Bombenleger gefasst Der Terrorismus rückt näher

Nur einen Tag nach der öffentlich aufgenommenen Fahndung konnte die Polizei am Samstag einen mutmaßlichen Bombenleger festnehmen, der zusammen mit einem Komplizen zwei Regionalzüge in Nordrhein-Westfalen in die Luft jagen wollte.

Der rasche Erfolg spricht für die Professionalität der Ermittler, wirkt aber für die Bundesbürger keineswegs beruhigend. Erst am Vortag warnte Bundesinnenminister Wolfgang Schäuble (CDU), dass die Gefahr einer Wiederholung bestehe.

Der Terrorismus rückt näher. Madrid 2004, London 2005 und 2006 bezeichnen nur wenige der zahlreichen Orte weltweit, an denen nach dem 11. September 2001 Anschläge verübt oder versucht wurden. Die Sicherheitspolitiker aller Parteien betonen schon gebetsmühlenhaft, dass Deutschland Teil des weltweiten Gefahrenraums sei, auch wenn es keine konkreten Hinweise für Anschlagpläne gebe. Ende Juli war der Zeitpunkt fast gekommen. Hätte es nicht ein technischer Defekt verhindert, wären die 25 Kilogramm schweren Kofferbomben explodiert und hätten unzählige Menschen in den Tod gerissen.

"Nicht die freiheitliche Kultur wegbomben lassen"

Der aus NRW kommende Innenexperte der SPD-Bundestagsfraktion, Dieter Wiefelspütz, zeigte sich über die Anschlagpläne äußerst besorgt.

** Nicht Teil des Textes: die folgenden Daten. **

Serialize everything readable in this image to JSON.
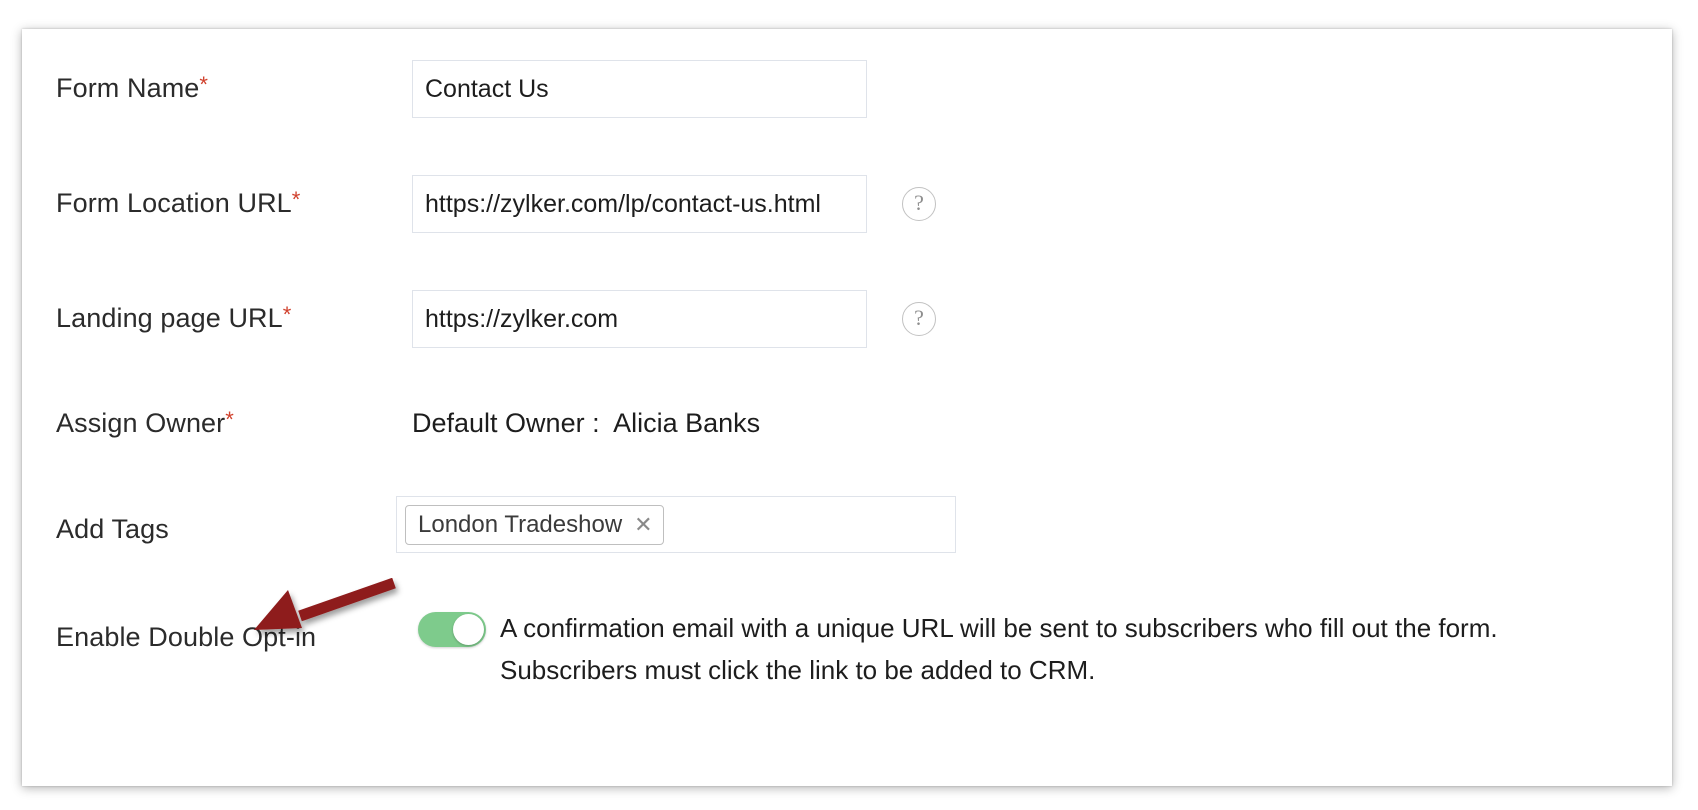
{
  "form": {
    "fields": [
      {
        "label": "Form Name",
        "required": true,
        "required_mark": "*",
        "value": "Contact Us",
        "placeholder": "",
        "help_icon": false
      },
      {
        "label": "Form Location URL",
        "required": true,
        "required_mark": "*",
        "value": "https://zylker.com/lp/contact-us.html",
        "placeholder": "",
        "help_icon": true,
        "help_icon_glyph": "?"
      },
      {
        "label": "Landing page URL",
        "required": true,
        "required_mark": "*",
        "value": "https://zylker.com",
        "placeholder": "",
        "help_icon": true,
        "help_icon_glyph": "?"
      }
    ],
    "assign_owner": {
      "label": "Assign Owner",
      "required_mark": "*",
      "value": "Default Owner :  Alicia Banks"
    },
    "add_tags": {
      "label": "Add Tags",
      "tags": [
        {
          "text": "London Tradeshow",
          "remove_glyph": "✕"
        }
      ]
    },
    "double_optin": {
      "label": "Enable Double Opt-in",
      "toggle_state": "on",
      "description": "A confirmation email with a unique URL will be sent to subscribers who fill out the form.\nSubscribers must click the link to be added to CRM."
    }
  },
  "colors": {
    "required_asterisk": "#d0402c",
    "toggle_on": "#7ecb8c",
    "field_border": "#dfe3ea",
    "tag_border": "#bfbfbf",
    "annotation_arrow": "#8e1b1b",
    "text": "#1d1d1d"
  }
}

Darin zeige sich eine neue Dimension eines Terrorismus, der womöglich in Deutschland selbst entstanden sei. Er unterstützte deshalb den Vorstoß von Schäuble, die Videoüberwachung öffentlicher Plätze und des öffentlichen Nahverkehrs zu verstärken. Allerdings stellte er sich gegen Aktionismus und warnte: "Wir dürfen uns nicht unsere freiheitliche Kultur wegbomben lassen." Jetzt komme es auch darauf an, den Hintergrund der misslungenen Anschläge aufzuklären.

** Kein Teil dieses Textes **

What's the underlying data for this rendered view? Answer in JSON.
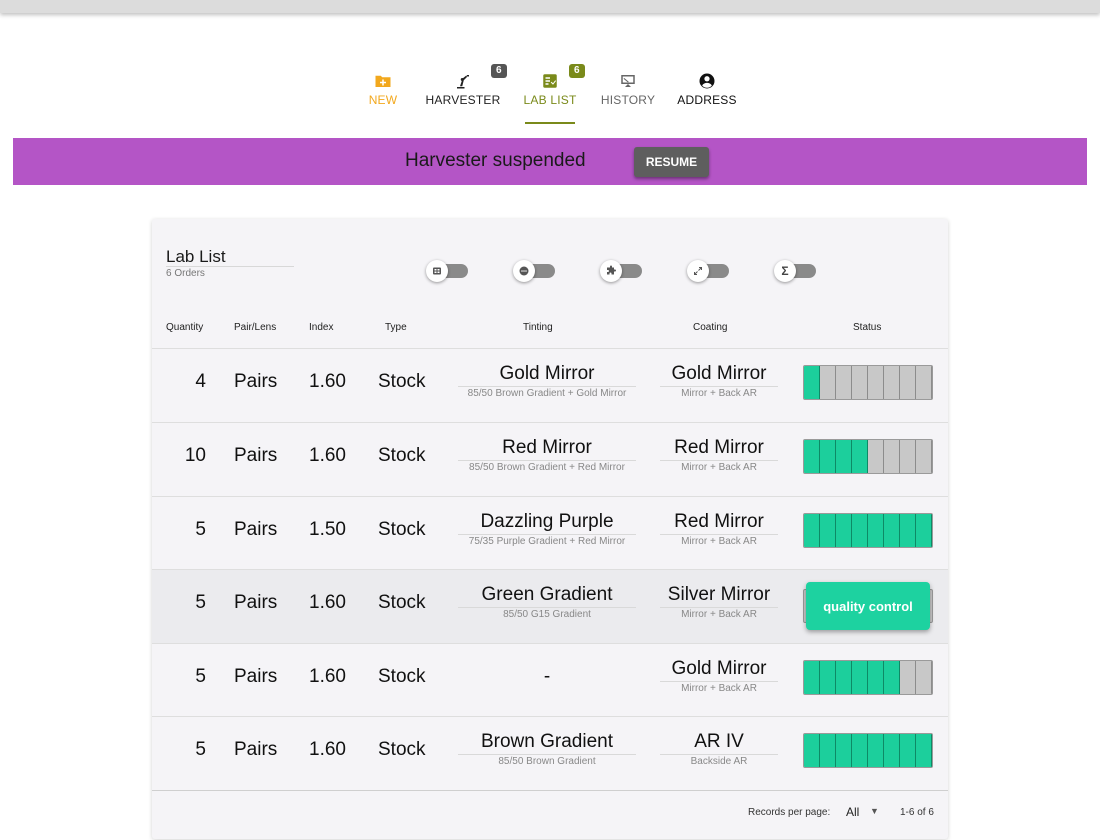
{
  "nav": {
    "items": [
      {
        "label": "NEW",
        "icon": "folder-plus-icon",
        "color": "#f2a81d"
      },
      {
        "label": "HARVESTER",
        "icon": "robot-arm-icon",
        "color": "#222222",
        "badge": "6",
        "badge_color": "#555555"
      },
      {
        "label": "LAB LIST",
        "icon": "checklist-icon",
        "color": "#7a8a1a",
        "badge": "6",
        "badge_color": "#7a8a1a",
        "active": true
      },
      {
        "label": "HISTORY",
        "icon": "history-icon",
        "color": "#666666"
      },
      {
        "label": "ADDRESS",
        "icon": "account-circle-icon",
        "color": "#111111"
      }
    ]
  },
  "banner": {
    "text": "Harvester suspended",
    "button": "RESUME",
    "color": "#b455c6"
  },
  "lab_list": {
    "title": "Lab List",
    "subtitle": "6 Orders",
    "toggles": [
      "grid-icon",
      "dots-icon",
      "puzzle-icon",
      "expand-icon",
      "sigma-icon"
    ],
    "columns": [
      "Quantity",
      "Pair/Lens",
      "Index",
      "Type",
      "Tinting",
      "Coating",
      "Status"
    ],
    "rows": [
      {
        "quantity": "4",
        "unit": "Pairs",
        "index": "1.60",
        "type": "Stock",
        "tint": "Gold Mirror",
        "tint_sub": "85/50 Brown Gradient + Gold Mirror",
        "coat": "Gold Mirror",
        "coat_sub": "Mirror + Back AR",
        "progress": 1,
        "segments": 8
      },
      {
        "quantity": "10",
        "unit": "Pairs",
        "index": "1.60",
        "type": "Stock",
        "tint": "Red Mirror",
        "tint_sub": "85/50 Brown Gradient + Red Mirror",
        "coat": "Red Mirror",
        "coat_sub": "Mirror + Back AR",
        "progress": 4,
        "segments": 8
      },
      {
        "quantity": "5",
        "unit": "Pairs",
        "index": "1.50",
        "type": "Stock",
        "tint": "Dazzling Purple",
        "tint_sub": "75/35 Purple Gradient + Red Mirror",
        "coat": "Red Mirror",
        "coat_sub": "Mirror + Back AR",
        "progress": 8,
        "segments": 8
      },
      {
        "quantity": "5",
        "unit": "Pairs",
        "index": "1.60",
        "type": "Stock",
        "tint": "Green Gradient",
        "tint_sub": "85/50 G15 Gradient",
        "coat": "Silver Mirror",
        "coat_sub": "Mirror + Back AR",
        "status_label": "quality control",
        "highlight": true
      },
      {
        "quantity": "5",
        "unit": "Pairs",
        "index": "1.60",
        "type": "Stock",
        "tint": "-",
        "tint_sub": "",
        "coat": "Gold Mirror",
        "coat_sub": "Mirror + Back AR",
        "progress": 6,
        "segments": 8
      },
      {
        "quantity": "5",
        "unit": "Pairs",
        "index": "1.60",
        "type": "Stock",
        "tint": "Brown Gradient",
        "tint_sub": "85/50 Brown Gradient",
        "coat": "AR IV",
        "coat_sub": "Backside AR",
        "progress": 8,
        "segments": 8
      }
    ],
    "footer": {
      "records_label": "Records per page:",
      "records_value": "All",
      "range": "1-6 of 6"
    }
  }
}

Da haben die Ermittler bislang noch wenige Erkenntnisse preisgegeben. Bei der Überprüfung der Kofferbomben wiesen Spuren nach Libanon, ein arabisch beschriebener Zettel, ein Speisestärketütchen eines libanesischen Herstellers. "Wir halten es für möglich, dass Täter Signale mit Blick auf den Nahen Osten setzen wollten", sagte der Chef des Bundeskriminalamts (BKA), Jörg Ziercke. Das zunehmende Engagement der Deutschen an den Krisenherden der Welt bringt das Land fast zwangsläufig in das Visier von Terroristen. Auch die Nichtbeteiligung am Irak-Krieg bot nie eine Gewähr, von Anschlägen verschont zu bleiben. Noch bleibt aber vieles Spekulation.

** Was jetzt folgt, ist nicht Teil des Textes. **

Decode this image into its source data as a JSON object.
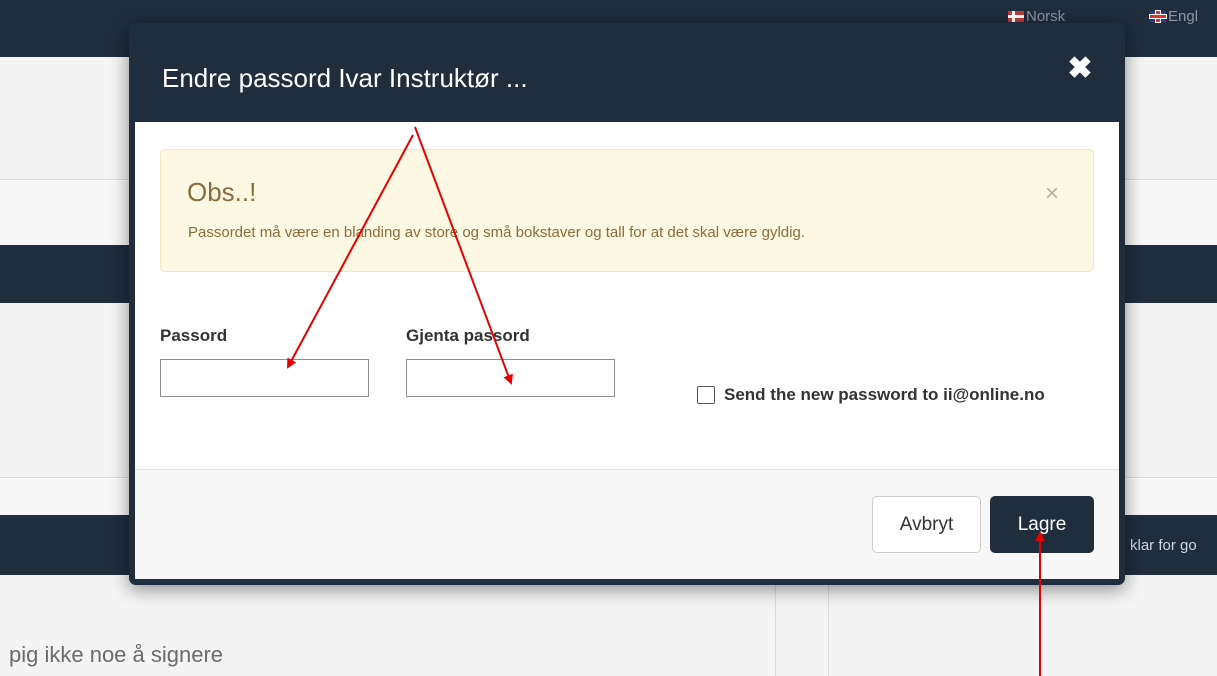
{
  "background": {
    "languages": [
      {
        "label": "Norsk",
        "flag": "flag-norway-icon"
      },
      {
        "label": "Engl",
        "flag": "flag-uk-icon"
      }
    ],
    "status_text": "klar for go",
    "notice_text": "pig ikke noe å signere"
  },
  "modal": {
    "title": "Endre passord Ivar Instruktør ...",
    "close_icon": "close-x-icon",
    "alert": {
      "title": "Obs..!",
      "message": "Passordet må være en blanding av store og små bokstaver og tall for at det skal være gyldig.",
      "close_glyph": "×"
    },
    "fields": {
      "password_label": "Passord",
      "password_value": "",
      "repeat_label": "Gjenta passord",
      "repeat_value": ""
    },
    "send_checkbox": {
      "label": "Send the new password to ii@online.no",
      "checked": false
    },
    "buttons": {
      "cancel": "Avbryt",
      "save": "Lagre"
    }
  },
  "annotations": {
    "arrow_color": "#e60000"
  },
  "colors": {
    "navy": "#1f2d3d",
    "alert_bg": "#fcf8e3",
    "alert_text": "#8a6d3b"
  }
}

Deutschland im Lager der Kreuzzügler

Nach dem jüngsten Bericht des Verfassungsschutzes gefährden islamistische Bestrebungen weiterhin die Sicherheit der Bundesrepublik. "Die größte Gefahr geht dabei nach wie vor von islamistischen Terroristen aus, welche mit ihrem Kampf die Verwirklichung ihrer Vorstellungen von einer islamischen Weltordnung anstreben." Wenngleich der Gefährdungsgrad Deutschlands deutlich hinter dem der unmittelbar an der militärischen Intervention im Irak beteiligten Staaten zurückbleibe, sei doch festzuhalten, "dass auch Deutschland in den Augen der Mudschahedin zum Lager der so genannten Kreuzzügler, zu den Helfern der USA und Israels, zählt". Für den Bundesbürger könnte das heißen, dass auch er mit dem Risiko eines Terroranschlags leben muss.